There's no substitute for actually building and actively listening to the physician governance groups, says Vermeer, and you likely only get one chance to get it right.
"The best way is by valuing their input so they can see that it made a difference as it relates to planning, so it's not just checking a box," he says. "You have to communicate throughout the year how we're doing on strategy and that we're showing them action from their input."
With several physicians on the system's board of directors, those influential clinicians can see how the organization is focused on things that are important to both providers and to patients, he says.
"They understand exactly what we're doing as they practice at the highest levels, and that information cascades down throughout the enterprise," he says. "They see we're taking the time to put the structure in place to create a great plan with them, rather than creating a plan and handing it to them to execute on.
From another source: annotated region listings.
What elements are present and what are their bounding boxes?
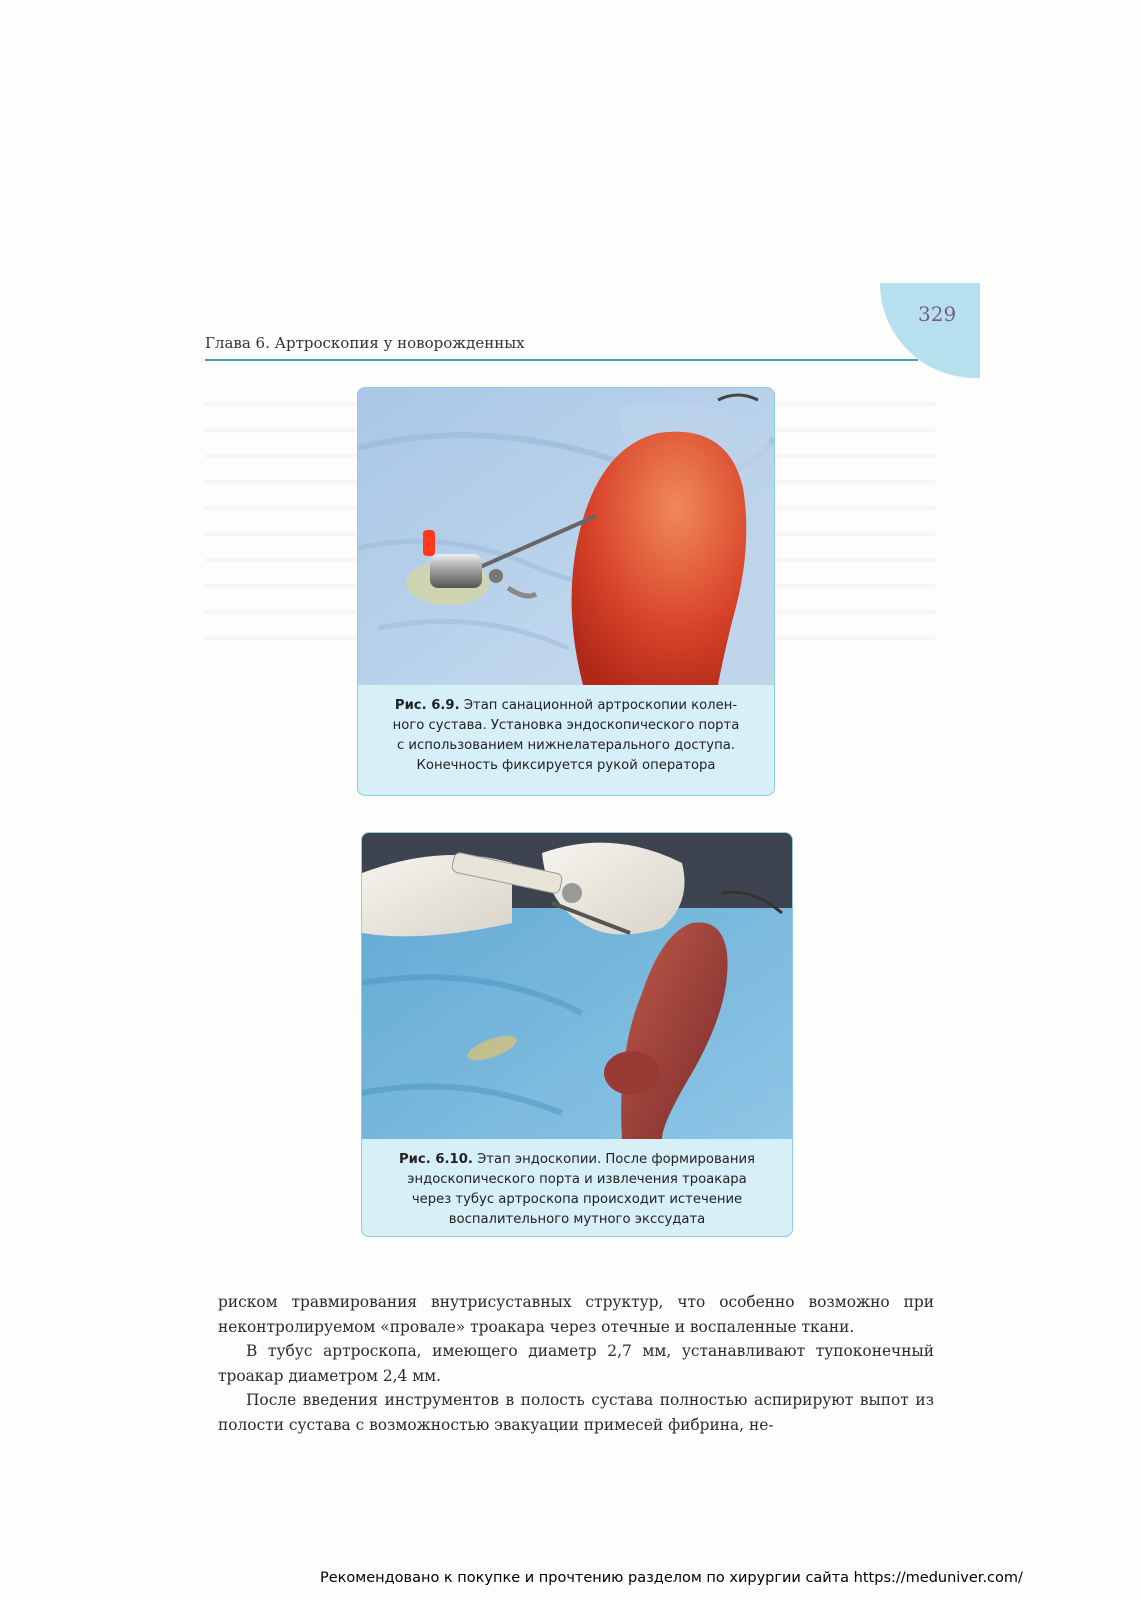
- figure-6-10-caption-line-4: воспалительного мутного экссудата: [448, 1212, 706, 1227]
- figure-6-10-photo: [362, 833, 792, 1139]
- figure-6-10-caption-line-1: Этап эндоскопии. После формирования: [477, 1152, 755, 1167]
- figure-6-9-label: Рис. 6.9.: [394, 698, 460, 713]
- page-number-tab: [880, 283, 980, 378]
- figure-6-9-caption-line-1: Этап санационной артроскопии колен-: [463, 698, 738, 713]
- paragraph-1: риском травмирования внутрисуставных структур, что особенно возможно при неконтролируемом «провале» троакара через отечные и воспаленные ткани.: [218, 1293, 934, 1336]
- footer-note: Рекомендовано к покупке и прочтению разделом по хирургии сайта https://meduniver.com/: [320, 1570, 1023, 1586]
- figure-6-10-caption-line-3: через тубус артроскопа происходит истечение: [411, 1192, 743, 1207]
- figure-6-10: [361, 832, 793, 1237]
- figure-6-10-label: Рис. 6.10.: [399, 1152, 473, 1167]
- paragraph-3: После введения инструментов в полость сустава полностью аспирируют выпот из полости сустава с возможностью эвакуации примесей фибрина, не-: [218, 1391, 934, 1434]
- page-number: 329: [918, 302, 957, 326]
- header-rule: [205, 359, 918, 361]
- figure-6-10-caption: [362, 1144, 792, 1236]
- running-header: Глава 6. Артроскопия у новорожденных: [205, 334, 525, 352]
- figure-6-9-caption-line-2: ного сустава. Установка эндоскопического порта: [392, 718, 740, 733]
- figure-6-9-caption: [358, 690, 774, 795]
- figure-6-10-caption-line-2: эндоскопического порта и извлечения троакара: [407, 1172, 747, 1187]
- body-text: [218, 1290, 934, 1437]
- figure-6-9-caption-line-3: с использованием нижнелатерального доступа.: [396, 738, 735, 753]
- figure-6-9-caption-line-4: Конечность фиксируется рукой оператора: [416, 758, 716, 773]
- paragraph-2: В тубус артроскопа, имеющего диаметр 2,7 мм, устанавливают тупоконечный троакар диаметром 2,4 мм.: [218, 1342, 934, 1385]
- figure-6-9: [357, 387, 775, 796]
- figure-6-9-photo: [358, 388, 774, 685]
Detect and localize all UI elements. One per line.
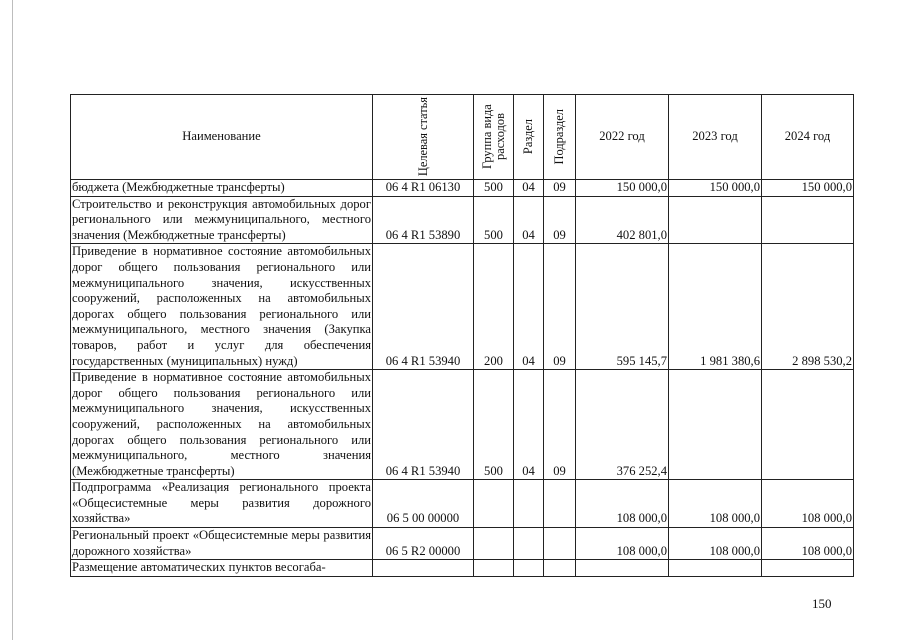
row-name: Размещение автоматических пунктов весогаба- [71, 560, 373, 577]
row-article: 06 4 R1 53940 [373, 244, 474, 370]
row-2024: 2 898 530,2 [762, 244, 854, 370]
row-name: Подпрограмма «Реализация регионального проекта «Общесистемные меры развития дорожного хозяйства» [71, 480, 373, 528]
row-2024 [762, 370, 854, 480]
row-2023: 150 000,0 [669, 180, 762, 197]
row-2022: 595 145,7 [576, 244, 669, 370]
row-article: 06 4 R1 06130 [373, 180, 474, 197]
row-article: 06 5 00 00000 [373, 480, 474, 528]
page-number: 150 [812, 596, 832, 611]
row-section: 04 [514, 370, 544, 480]
row-group: 500 [474, 370, 514, 480]
row-2022: 150 000,0 [576, 180, 669, 197]
row-subsection: 09 [544, 244, 576, 370]
header-target-article: Целевая статья [373, 95, 474, 180]
row-2024: 108 000,0 [762, 528, 854, 560]
row-2023 [669, 196, 762, 244]
table-row [71, 180, 854, 197]
row-2023: 1 981 380,6 [669, 244, 762, 370]
header-subsection: Подраздел [544, 95, 576, 180]
row-name: Региональный проект «Общесистемные меры развития дорожного хозяйства» [71, 528, 373, 560]
row-2022: 108 000,0 [576, 528, 669, 560]
row-section: 04 [514, 196, 544, 244]
row-subsection: 09 [544, 180, 576, 197]
row-section [514, 560, 544, 577]
row-subsection [544, 480, 576, 528]
row-article: 06 5 R2 00000 [373, 528, 474, 560]
table-row [71, 196, 854, 244]
row-article: 06 4 R1 53890 [373, 196, 474, 244]
row-2023: 108 000,0 [669, 528, 762, 560]
table-header-row [71, 95, 854, 180]
row-2022: 108 000,0 [576, 480, 669, 528]
row-2024: 150 000,0 [762, 180, 854, 197]
table-row [71, 480, 854, 528]
header-section: Раздел [514, 95, 544, 180]
row-section [514, 480, 544, 528]
row-article: 06 4 R1 53940 [373, 370, 474, 480]
row-group [474, 560, 514, 577]
budget-table [70, 94, 854, 577]
row-subsection [544, 528, 576, 560]
row-group [474, 480, 514, 528]
row-2022: 402 801,0 [576, 196, 669, 244]
row-article [373, 560, 474, 577]
row-group [474, 528, 514, 560]
header-name: Наименование [71, 95, 373, 180]
row-name: Приведение в нормативное состояние автомобильных дорог общего пользования регионального или межмуниципального значения, искусственных сооружений, расположенных на автомобильных дорогах общего пользования регионального или межмуниципального, местного значения (Межбюджетные трансферты) [71, 370, 373, 480]
table-row [71, 528, 854, 560]
row-group: 500 [474, 180, 514, 197]
row-2022 [576, 560, 669, 577]
row-2024 [762, 560, 854, 577]
row-subsection: 09 [544, 196, 576, 244]
row-2023 [669, 560, 762, 577]
row-2024: 108 000,0 [762, 480, 854, 528]
row-group: 200 [474, 244, 514, 370]
row-name: бюджета (Межбюджетные трансферты) [71, 180, 373, 197]
row-2023 [669, 370, 762, 480]
row-section: 04 [514, 180, 544, 197]
row-subsection [544, 560, 576, 577]
page-margin-line [12, 0, 13, 640]
row-name: Строительство и реконструкция автомобильных дорог регионального или межмуниципального, местного значения (Межбюджетные трансферты) [71, 196, 373, 244]
row-2024 [762, 196, 854, 244]
header-2022: 2022 год [576, 95, 669, 180]
row-section: 04 [514, 244, 544, 370]
row-2023: 108 000,0 [669, 480, 762, 528]
header-expense-group: Группа вида расходов [474, 95, 514, 180]
header-2024: 2024 год [762, 95, 854, 180]
row-2022: 376 252,4 [576, 370, 669, 480]
row-section [514, 528, 544, 560]
table-row [71, 560, 854, 577]
row-group: 500 [474, 196, 514, 244]
header-2023: 2023 год [669, 95, 762, 180]
table-row [71, 244, 854, 370]
row-subsection: 09 [544, 370, 576, 480]
row-name: Приведение в нормативное состояние автомобильных дорог общего пользования регионального или межмуниципального значения, искусственных сооружений, расположенных на автомобильных дорогах общего пользования регионального или межмуниципального, местного значения (Закупка товаров, работ и услуг для обеспечения государственных (муниципальных) нужд) [71, 244, 373, 370]
table-row [71, 370, 854, 480]
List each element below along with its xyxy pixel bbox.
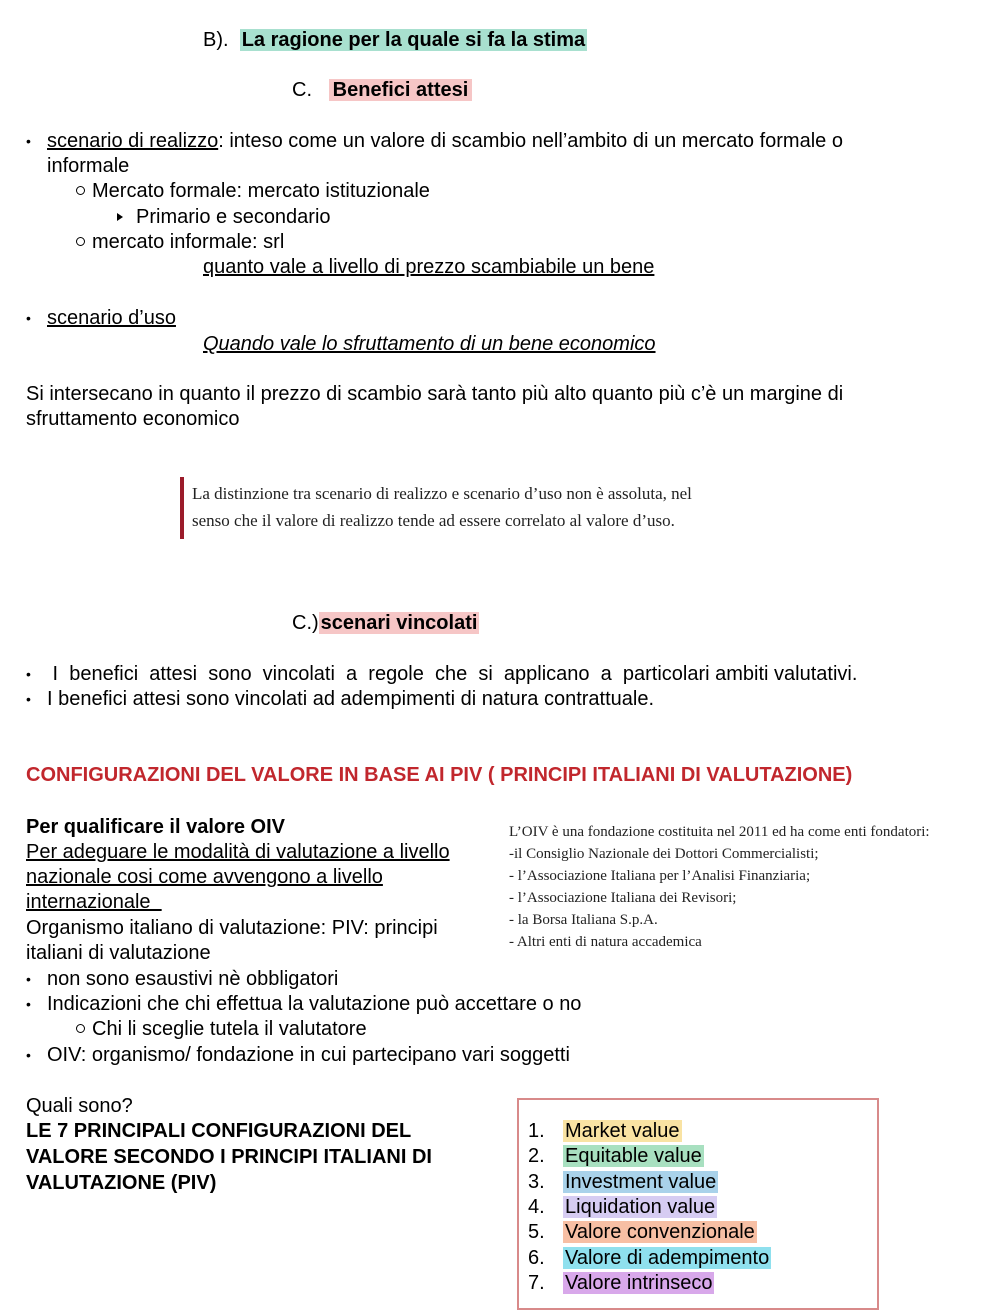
bullet-icon: • — [26, 666, 31, 682]
realizzo-sub1a: Primario e secondario — [136, 206, 331, 228]
bullet-icon: • — [26, 1047, 31, 1063]
value-list-label: Liquidation value — [565, 1195, 716, 1218]
value-list-label: Market value — [565, 1120, 680, 1142]
realizzo-rest: : inteso come un valore di scambio nell’ambito di un mercato formale o — [218, 130, 843, 152]
qualificare-b1: non sono esaustivi nè obbligatori — [47, 968, 339, 990]
value-list-number: 1. — [528, 1120, 545, 1142]
oiv-note-2: - l’Associazione Italiana per l’Analisi Finanziaria; — [509, 868, 811, 884]
heading-c1 — [292, 78, 472, 103]
qualificare-p2: italiani di valutazione — [26, 942, 211, 964]
qualificare-title: Per qualificare il valore OIV — [26, 816, 286, 838]
uso-term: scenario d’uso — [47, 307, 176, 329]
qualificare-u3: internazionale — [26, 891, 162, 913]
quali-title-1: LE 7 PRINCIPALI CONFIGURAZIONI DEL — [26, 1120, 412, 1142]
qualificare-b2a: Chi li sceglie tutela il valutatore — [92, 1018, 367, 1040]
intersect-line1: Si intersecano in quanto il prezzo di scambio sarà tanto più alto quanto più c’è un margine di — [26, 383, 844, 405]
qualificare-u2: nazionale cosi come avvengono a livello — [26, 866, 383, 888]
heading-c1-prefix: C. — [292, 79, 312, 101]
bullet-icon: • — [26, 133, 31, 149]
vincolati-b1: I benefici attesi sono vincolati a regole che si applicano a particolari ambiti valutativi. — [47, 663, 858, 685]
bullet-icon: • — [26, 310, 31, 326]
oiv-note-0: L’OIV è una fondazione costituita nel 2011 ed ha come enti fondatori: — [509, 824, 930, 840]
value-list-number: 5. — [528, 1221, 545, 1244]
vincolati-b2: I benefici attesi sono vincolati ad adempimenti di natura contrattuale. — [47, 688, 655, 710]
heading-b-prefix: B). — [203, 29, 229, 51]
circle-bullet-icon — [76, 1024, 85, 1033]
qualificare-b2: Indicazioni che chi effettua la valutazione può accettare o no — [47, 993, 582, 1015]
value-list-label: Investment value — [565, 1170, 717, 1193]
value-list-number: 7. — [528, 1271, 545, 1294]
heading-c2-prefix: C.) — [292, 612, 319, 634]
value-list-item — [528, 1220, 757, 1245]
quote-line1: La distinzione tra scenario di realizzo e scenario d’uso non è assoluta, nel — [192, 484, 692, 503]
realizzo-line1 — [47, 129, 843, 154]
value-list-item — [528, 1119, 682, 1144]
quote-line2: senso che il valore di realizzo tende ad essere correlato al valore d’uso. — [192, 511, 675, 530]
bullet-icon: • — [26, 691, 31, 707]
value-list-item — [528, 1246, 771, 1271]
realizzo-sub1: Mercato formale: mercato istituzionale — [92, 180, 430, 202]
quote-bar — [180, 477, 184, 539]
circle-bullet-icon — [76, 186, 85, 195]
value-list-number: 6. — [528, 1246, 545, 1269]
heading-c2 — [292, 611, 479, 636]
value-list-label: Valore di adempimento — [565, 1246, 770, 1269]
oiv-note-5: - Altri enti di natura accademica — [509, 934, 702, 950]
uso-note: Quando vale lo sfruttamento di un bene economico — [203, 333, 656, 355]
heading-b — [203, 28, 587, 53]
config-title: CONFIGURAZIONI DEL VALORE IN BASE AI PIV ( PRINCIPI ITALIANI DI VALUTAZIONE) — [26, 764, 853, 786]
heading-b-text: La ragione per la quale si fa la stima — [241, 29, 586, 51]
value-list-label: Valore convenzionale — [565, 1221, 755, 1244]
quali-title-2: VALORE SECONDO I PRINCIPI ITALIANI DI — [26, 1146, 432, 1168]
oiv-note-3: - l’Associazione Italiana dei Revisori; — [509, 890, 737, 906]
value-list-label: Equitable value — [565, 1145, 702, 1168]
realizzo-line2: informale — [47, 155, 130, 177]
value-list-number: 4. — [528, 1195, 545, 1218]
triangle-bullet-icon — [117, 213, 123, 221]
qualificare-p1: Organismo italiano di valutazione: PIV: principi — [26, 917, 438, 939]
circle-bullet-icon — [76, 237, 85, 246]
realizzo-sub2: mercato informale: srl — [92, 231, 285, 253]
value-list-item — [528, 1144, 704, 1169]
bullet-icon: • — [26, 971, 31, 987]
value-list-number: 3. — [528, 1170, 545, 1193]
quali-title-3: VALUTAZIONE (PIV) — [26, 1172, 217, 1194]
quali-question: Quali sono? — [26, 1095, 133, 1117]
qualificare-b3: OIV: organismo/ fondazione in cui partecipano vari soggetti — [47, 1044, 570, 1066]
value-list-item — [528, 1170, 718, 1195]
value-list-label: Valore intrinseco — [565, 1271, 713, 1294]
bullet-icon: • — [26, 996, 31, 1012]
qualificare-u1: Per adeguare le modalità di valutazione a livello — [26, 841, 450, 863]
heading-c2-text: scenari vincolati — [320, 612, 478, 634]
realizzo-term: scenario di realizzo — [47, 130, 219, 152]
value-list-number: 2. — [528, 1145, 545, 1168]
oiv-note-1: -il Consiglio Nazionale dei Dottori Commercialisti; — [509, 846, 819, 862]
value-list-item — [528, 1271, 714, 1296]
intersect-line2: sfruttamento economico — [26, 408, 240, 430]
realizzo-note: quanto vale a livello di prezzo scambiabile un bene — [203, 256, 655, 278]
oiv-note-4: - la Borsa Italiana S.p.A. — [509, 912, 658, 928]
heading-c1-text: Benefici attesi — [329, 79, 473, 101]
value-list-item — [528, 1195, 717, 1220]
They want to do great things for patients."
One metaphor that helps keep Sheris focused on the intersection of the patient and physician, and making those thousands of interactions efficient and valuable, is the idea of operating a thermostat.
"Our job, partially, is to dial in the correct pace of change," he says. "Systems that can do that with the greatest agility will be successful. We want a systematic approach to decision-making using data, but consistency doesn't mean inflexibility. It's an art."
For his part, Gragnolati sees his role in the simple terms of communication and demonstrating action.
"As CEO, my job is to get out of the way and make sure the right people are doing the things to bring this stuff forward," he says.
He tries to remind himself that strategic planning isn't a one-time exercise that takes place every several years.
"Every day we're tested on whether what we say and what we do are balanced."
Philip Betbeze is the senior leadership editor at HealthLeaders.